5-Aminolevulinic acid (ALA) is the rate-limiting intermediate in heme biosynthesis in vertebrate species; a reaction catalyzed by the mitochondrial ALA synthase 1 (ALAS1) enzyme. Previously we reported that knockdown of the ubiquitously expressed ALAS1 gene in mice disrupts normal glucose metabolism, attenuates mitochondrial function and results in a prediabetic like phenotype when animals pass 20-weeks of age (Saitoh et al., 2018). Contrary to our expectations, the cytosolic and mitochondrial heme content of ALAS1 heterozygous (A1+/-) mice were similar to WT animals. Therefore, we speculated that regulatory "free heme" may be reduced in an age dependent manner in A1+/- mice, but not total heme.

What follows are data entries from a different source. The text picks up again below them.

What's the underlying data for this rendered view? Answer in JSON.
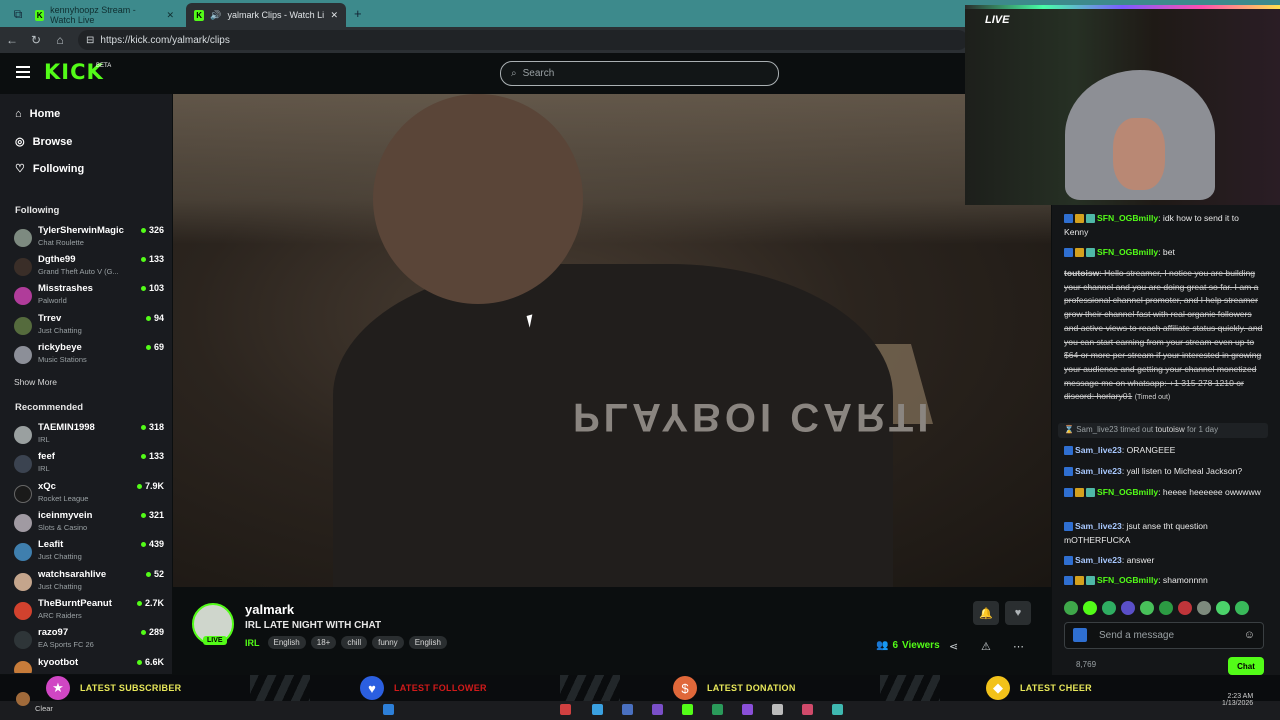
{
  "browser": {
    "tabs": [
      {
        "label": "kennyhoopz Stream - Watch Live"
      },
      {
        "label": "yalmark Clips - Watch Live on"
      }
    ],
    "new_tab": "+",
    "url": "https://kick.com/yalmark/clips"
  },
  "kick": {
    "logo": "KICK",
    "logo_badge": "BETA",
    "search_placeholder": "Search"
  },
  "sidebar": {
    "nav": [
      {
        "label": "Home",
        "icon": "home-icon"
      },
      {
        "label": "Browse",
        "icon": "compass-icon"
      },
      {
        "label": "Following",
        "icon": "heart-icon"
      }
    ],
    "following_header": "Following",
    "following": [
      {
        "name": "TylerSherwinMagic",
        "category": "Chat Roulette",
        "viewers": "326"
      },
      {
        "name": "Dgthe99",
        "category": "Grand Theft Auto V (G...",
        "viewers": "133"
      },
      {
        "name": "Misstrashes",
        "category": "Palworld",
        "viewers": "103"
      },
      {
        "name": "Trrev",
        "category": "Just Chatting",
        "viewers": "94"
      },
      {
        "name": "rickybeye",
        "category": "Music Stations",
        "viewers": "69"
      }
    ],
    "show_more": "Show More",
    "recommended_header": "Recommended",
    "recommended": [
      {
        "name": "TAEMIN1998",
        "category": "IRL",
        "viewers": "318"
      },
      {
        "name": "feef",
        "category": "IRL",
        "viewers": "133"
      },
      {
        "name": "xQc",
        "category": "Rocket League",
        "viewers": "7.9K"
      },
      {
        "name": "iceinmyvein",
        "category": "Slots & Casino",
        "viewers": "321"
      },
      {
        "name": "Leafit",
        "category": "Just Chatting",
        "viewers": "439"
      },
      {
        "name": "watchsarahlive",
        "category": "Just Chatting",
        "viewers": "52"
      },
      {
        "name": "TheBurntPeanut",
        "category": "ARC Raiders",
        "viewers": "2.7K"
      },
      {
        "name": "razo97",
        "category": "EA Sports FC 26",
        "viewers": "289"
      },
      {
        "name": "kyootbot",
        "category": "",
        "viewers": "6.6K"
      }
    ]
  },
  "video": {
    "shirt_text": "PLAYBOI CARTI"
  },
  "stream": {
    "channel": "yalmark",
    "live_badge": "LIVE",
    "title": "IRL LATE NIGHT WITH CHAT",
    "category": "IRL",
    "tags": [
      "English",
      "18+",
      "chill",
      "funny",
      "English"
    ],
    "viewers_count": "6",
    "viewers_label": "Viewers"
  },
  "webcam": {
    "live_label": "LIVE"
  },
  "chat": {
    "messages": [
      {
        "user": "SFN_OGBmilly",
        "text": ": idk how to send it to Kenny"
      },
      {
        "user": "SFN_OGBmilly",
        "text": ": bet"
      },
      {
        "user": "toutoisw",
        "text": ": Hello streamer, I notice you are building your channel and you are doing great so far. I am a professional channel promoter, and I help streamer grow their channel fast with real organic followers and active views to reach affiliate status quickly. and you can start earning from your stream even up to $64 or more per stream if your interested in growing your audience and getting your channel monetized message me on whatsapp: +1 315 278 1210 or discord: horlary01",
        "note": "(Timed out)"
      },
      {
        "user": "Sam_live23",
        "text": ": ORANGEEE"
      },
      {
        "user": "Sam_live23",
        "text": ": yall listen to Micheal Jackson?"
      },
      {
        "user": "SFN_OGBmilly",
        "text": ": heeee heeeeee owwwww"
      },
      {
        "user": "Sam_live23",
        "text": ": jsut anse tht question mOTHERFUCKA"
      },
      {
        "user": "Sam_live23",
        "text": ": answer"
      },
      {
        "user": "SFN_OGBmilly",
        "text": ": shamonnnn"
      }
    ],
    "mod_action": {
      "mod": "Sam_live23",
      "action": "timed out",
      "target": "toutoisw",
      "duration": "for 1 day"
    },
    "input_placeholder": "Send a message",
    "count": "8,769",
    "send_label": "Chat"
  },
  "overlay": {
    "latest_subscriber": "LATEST SUBSCRIBER",
    "latest_follower": "LATEST FOLLOWER",
    "latest_donation": "LATEST DONATION",
    "latest_cheer": "LATEST CHEER"
  },
  "taskbar": {
    "weather": "Clear",
    "time": "2:23 AM",
    "date": "1/13/2026"
  }
}
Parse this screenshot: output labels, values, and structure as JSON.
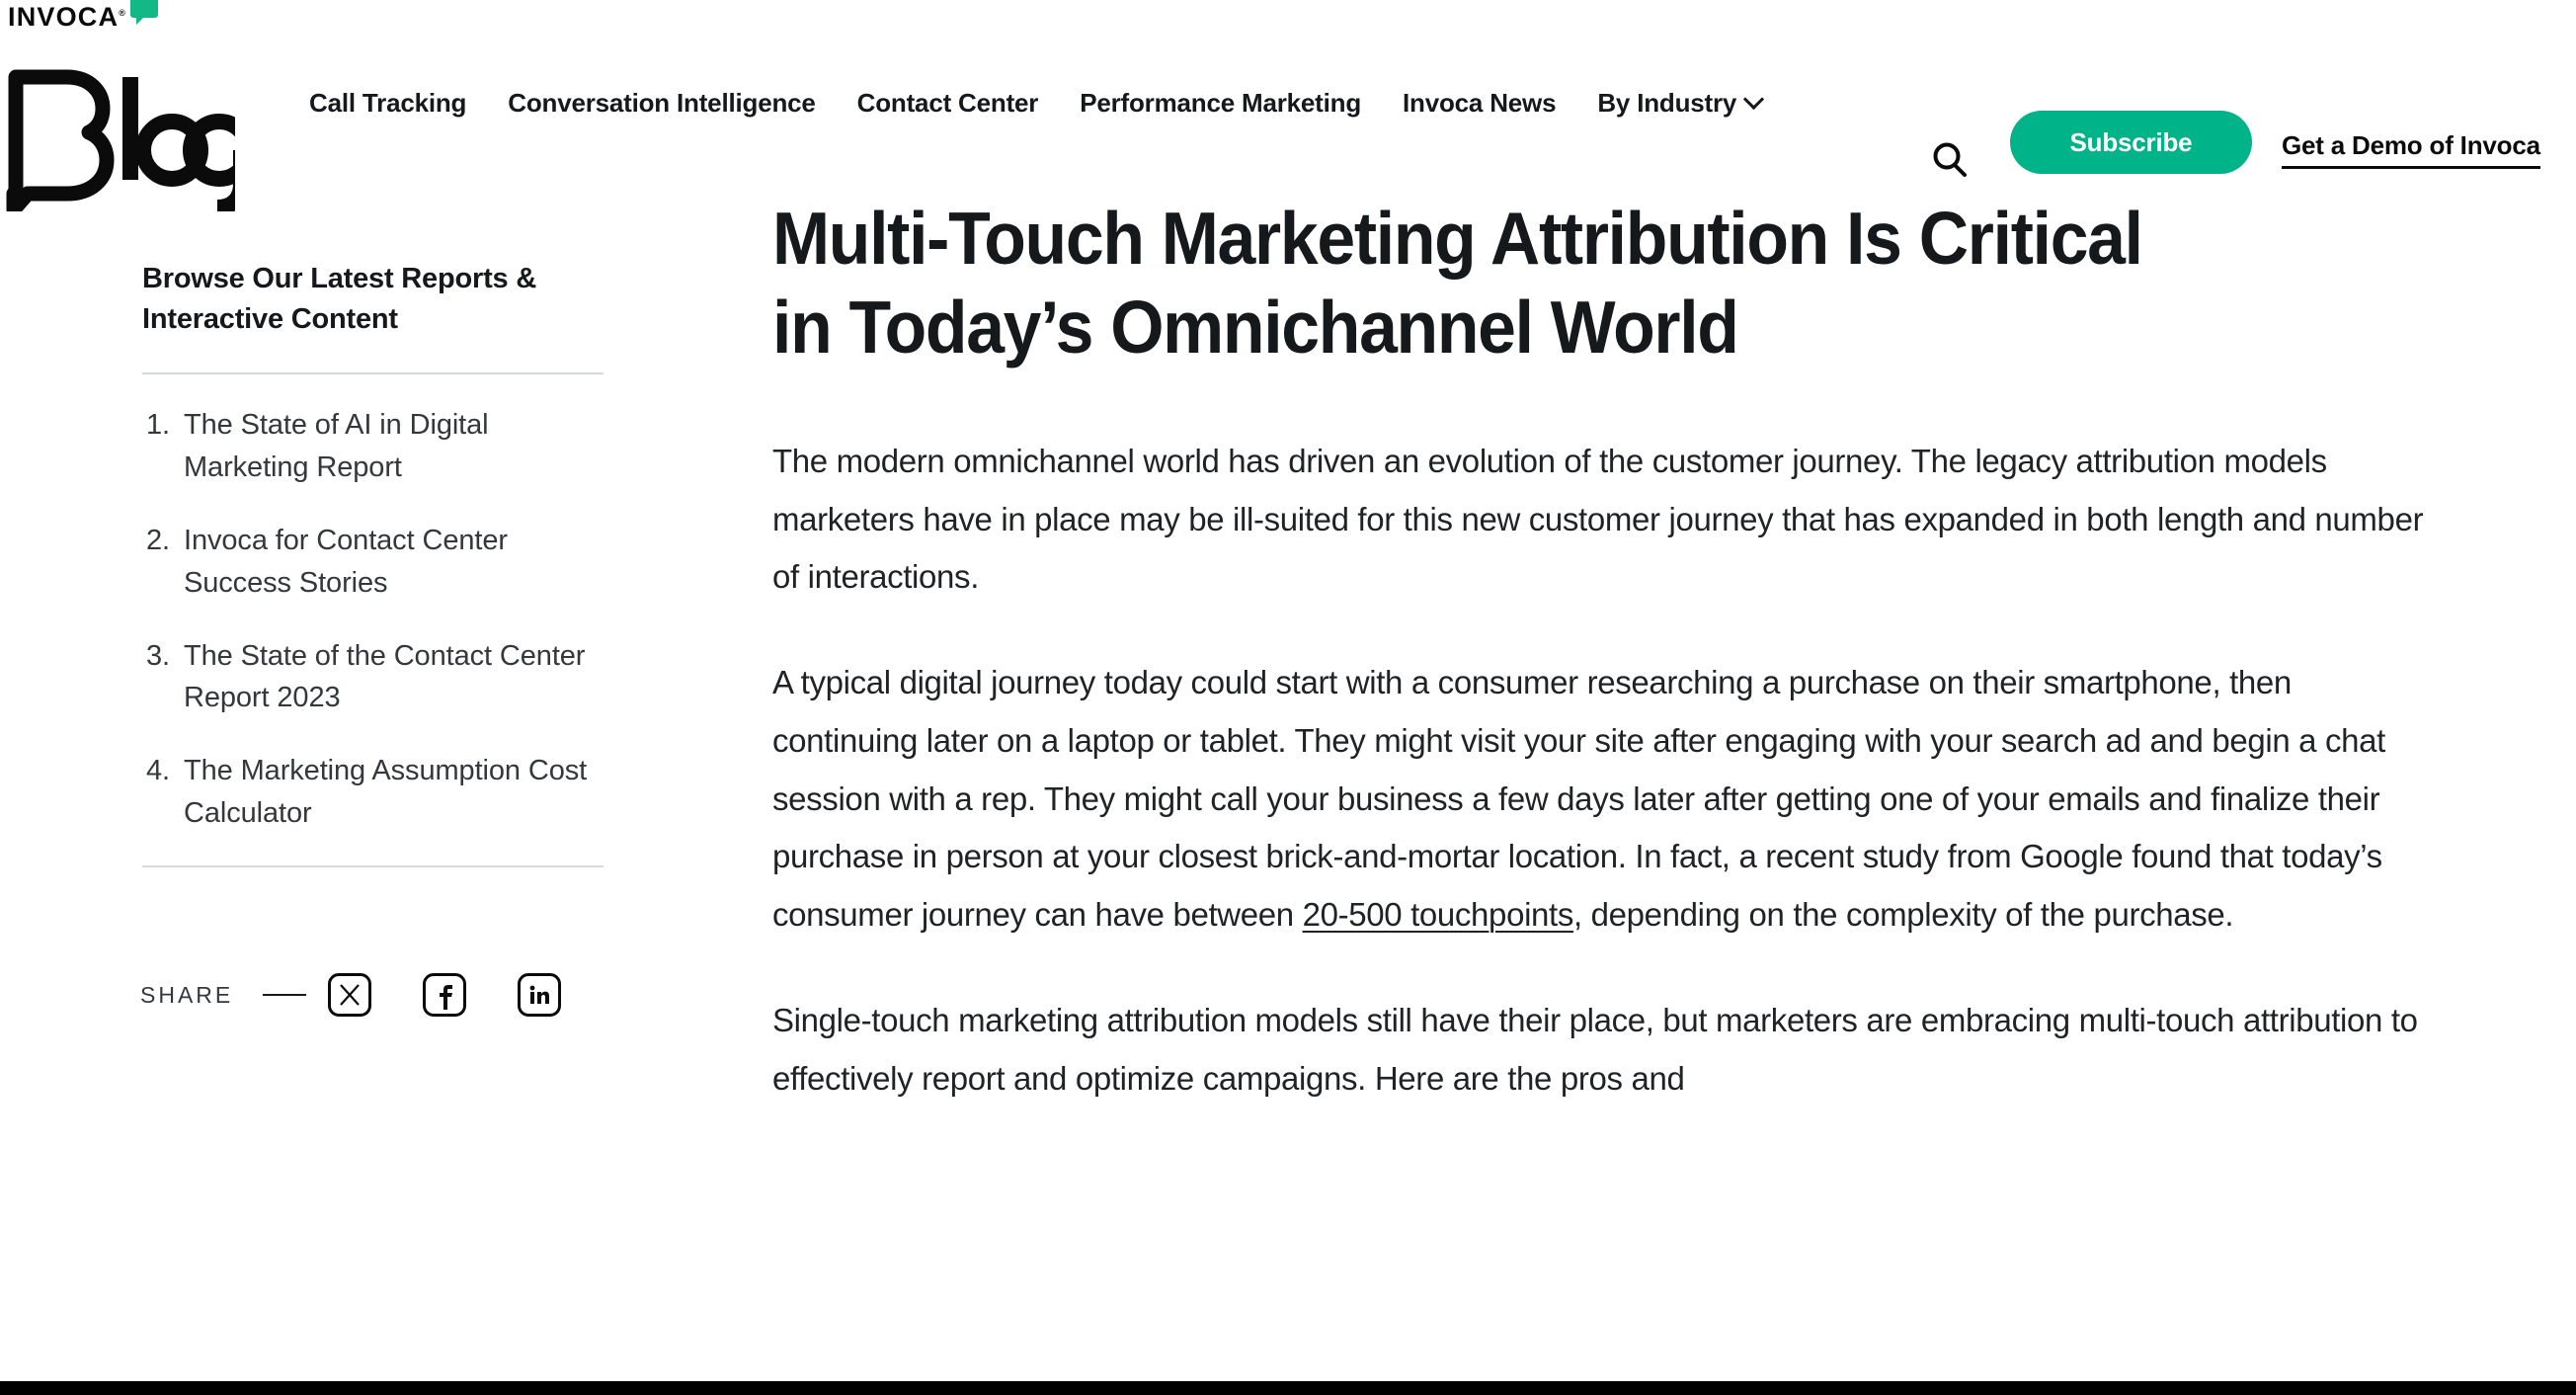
{
  "brand": {
    "logo_text": "INVOCA",
    "registered_mark": "®",
    "bubble_color": "#12b886",
    "blog_wordmark": "Blog"
  },
  "nav": {
    "items": [
      {
        "label": "Call Tracking",
        "has_dropdown": false
      },
      {
        "label": "Conversation Intelligence",
        "has_dropdown": false
      },
      {
        "label": "Contact Center",
        "has_dropdown": false
      },
      {
        "label": "Performance Marketing",
        "has_dropdown": false
      },
      {
        "label": "Invoca News",
        "has_dropdown": false
      },
      {
        "label": "By Industry",
        "has_dropdown": true
      }
    ],
    "search_icon": "search-icon",
    "subscribe_label": "Subscribe",
    "subscribe_color": "#00b388",
    "demo_link_label": "Get a Demo of Invoca"
  },
  "sidebar": {
    "title": "Browse Our Latest Reports & Interactive Content",
    "items": [
      {
        "number": "1.",
        "label": "The State of AI in Digital Marketing Report"
      },
      {
        "number": "2.",
        "label": "Invoca for Contact Center Success Stories"
      },
      {
        "number": "3.",
        "label": "The State of the Contact Center Report 2023"
      },
      {
        "number": "4.",
        "label": "The Marketing Assumption Cost Calculator"
      }
    ],
    "share": {
      "label": "SHARE",
      "networks": [
        {
          "name": "x-twitter-icon",
          "glyph": "X"
        },
        {
          "name": "facebook-icon",
          "glyph": "f"
        },
        {
          "name": "linkedin-icon",
          "glyph": "in"
        }
      ]
    }
  },
  "article": {
    "title": "Multi-Touch Marketing Attribution Is Critical in Today’s Omnichannel World",
    "paragraph_1": "The modern omnichannel world has driven an evolution of the customer journey. The legacy attribution models marketers have in place may be ill-suited for this new customer journey that has expanded in both length and number of interactions.",
    "paragraph_2_before_link": "A typical digital journey today could start with a consumer researching a purchase on their smartphone, then continuing later on a laptop or tablet. They might visit your site after engaging with your search ad and begin a chat session with a rep. They might call your business a few days later after getting one of your emails and finalize their purchase in person at your closest brick-and-mortar location. In fact, a recent study from Google found that today’s consumer journey can have between ",
    "paragraph_2_link": "20-500 touchpoints",
    "paragraph_2_after_link": ", depending on the complexity of the purchase.",
    "paragraph_3": "Single-touch marketing attribution models still have their place, but marketers are embracing multi-touch attribution to effectively report and optimize campaigns. Here are the pros and"
  }
}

Here, we examine free and total heme from the skeletal muscle and liver of WT and A1+/- mice using a modified acetone extraction method and examine the effects of aging on free heme by comparing the amounts at 8-12 weeks and 30-36 weeks of age, in addition to the mRNA abundance of ALAS1. We found an age-dependent reduction in free heme in the skeletal muscle and liver of A1+/- mice, while WT mice showed only a slight decrease in the liver. Total heme levels showed no significant difference between young and aged WT and A1+/- mice. ALAS1 mRNA levels showed an age-dependent reduction similar to that of free heme levels, indicating that ALAS1 mRNA expression levels are a major determinant for free heme levels. The free heme pools in skeletal muscle tissue were almost 2-fold larger than that of liver tissue, suggesting that the heme pool varies across different tissue types. The expression of heme oxygenase 1 (HO-1) mRNA, which is expressed proportionally to the amount of free heme, were similar to those of free heme levels. Taken together, this study demonstrates that the free heme pool differs across tissues, and that an age-dependent reduction in free heme levels is accelerated in mice heterozygous for ALAS1, which could account for the prediabetic phenotype and mitochondrial abnormality observed in these animals.